If we buy enough stuff, the right stuff, we can create the Christmas pictured in our dreams.

 Meanwhile, both the US Congressional tax giveaway to the rich and a  city-wide fundraiser for our homeless shelter system remind me of Want and Ignorance hiding beneath the skirts of the otherwise jolly ghost.

Dickens' message of giving to the needy as well as celebrating with friends and family is a worthy one, a good starting point, but I am frustrated by an inability to get beyond the starting point and closer to the central reason for the holiday.
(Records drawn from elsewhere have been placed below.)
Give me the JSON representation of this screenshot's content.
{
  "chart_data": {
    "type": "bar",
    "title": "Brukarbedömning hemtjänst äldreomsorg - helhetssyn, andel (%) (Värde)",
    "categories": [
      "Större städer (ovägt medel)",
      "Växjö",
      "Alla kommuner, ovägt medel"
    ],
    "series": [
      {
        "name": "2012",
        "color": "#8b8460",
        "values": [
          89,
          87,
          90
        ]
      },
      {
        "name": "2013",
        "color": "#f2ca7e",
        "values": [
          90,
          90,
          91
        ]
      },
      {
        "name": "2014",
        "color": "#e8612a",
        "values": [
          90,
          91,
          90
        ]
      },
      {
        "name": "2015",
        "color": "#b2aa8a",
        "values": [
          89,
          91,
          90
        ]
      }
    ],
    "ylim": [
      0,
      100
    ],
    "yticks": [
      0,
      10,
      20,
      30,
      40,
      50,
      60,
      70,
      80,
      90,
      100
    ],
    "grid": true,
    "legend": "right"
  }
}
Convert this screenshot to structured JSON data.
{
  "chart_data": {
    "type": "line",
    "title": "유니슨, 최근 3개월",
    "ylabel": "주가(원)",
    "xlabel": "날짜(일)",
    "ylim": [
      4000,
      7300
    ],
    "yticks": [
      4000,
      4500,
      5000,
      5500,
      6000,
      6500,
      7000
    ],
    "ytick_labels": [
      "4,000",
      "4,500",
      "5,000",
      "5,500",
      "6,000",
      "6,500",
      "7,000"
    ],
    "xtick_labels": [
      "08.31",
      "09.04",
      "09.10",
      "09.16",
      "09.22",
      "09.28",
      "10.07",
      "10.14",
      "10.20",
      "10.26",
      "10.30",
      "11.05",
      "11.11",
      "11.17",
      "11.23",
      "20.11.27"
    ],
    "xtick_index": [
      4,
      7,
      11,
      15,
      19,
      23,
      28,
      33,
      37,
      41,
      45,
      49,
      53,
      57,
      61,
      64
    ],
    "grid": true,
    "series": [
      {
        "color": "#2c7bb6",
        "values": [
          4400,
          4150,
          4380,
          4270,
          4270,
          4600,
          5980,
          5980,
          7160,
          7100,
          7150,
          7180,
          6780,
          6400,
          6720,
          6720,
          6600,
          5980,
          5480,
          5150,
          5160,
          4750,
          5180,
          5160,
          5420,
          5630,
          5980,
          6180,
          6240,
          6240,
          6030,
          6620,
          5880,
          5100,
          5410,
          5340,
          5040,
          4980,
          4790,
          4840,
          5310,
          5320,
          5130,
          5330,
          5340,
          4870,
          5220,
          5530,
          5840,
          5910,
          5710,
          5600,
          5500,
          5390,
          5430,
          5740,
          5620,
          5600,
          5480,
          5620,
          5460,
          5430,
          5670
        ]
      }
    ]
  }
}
Familiarity of the text plays a role, I'm sure. As an English major and occasional poet, I am drawn in by the rhythms of well-known passages.  I taught A Christmas Carol to my honors classes, reading and analyzing  it more than once annually for almost twenty years.

But I've been reading the Bible longer and I'm sure there is no chapter more familiar than Luke 2. So why does "Marley was dead: to begin with." pull me in more strongly this year than ". . . there went out a decree from Caesar Augustus. . . ?"

It could be that life is too noisy. I am still emotionally caught up in the national political train wreck. And my own life is not much more controllable. I live in limbo wondering whether I will eventually qualify for Social Security Disability and if my hearing will happen before I run out of benefits from work I can no longer do. Until that is decided, I'm told not to seek other employment.

My children are now adults with concerns grown beyond a mother's solving.

And Fibromyalgia is definitely part of the problem. Like the Grinch, my "brain is full of spiders." Without medication, they crawl around and nibble nerve endings. With medication, they wriggle in place. Either way, any feeling of concentration or meditation is fleeting. I can maintain a calm exterior but inside all is unfocused, unfocusable anxiety.

I doubt Dickens or the spirits he created can help me keep Christmas better, but I'm hoping that a very quiet Christmas week with nothing planned but long walks with my husband and as much time as possible with the boys will help me find the peace and hope I need.

 I wish you peace in the holidays and in the new year as well.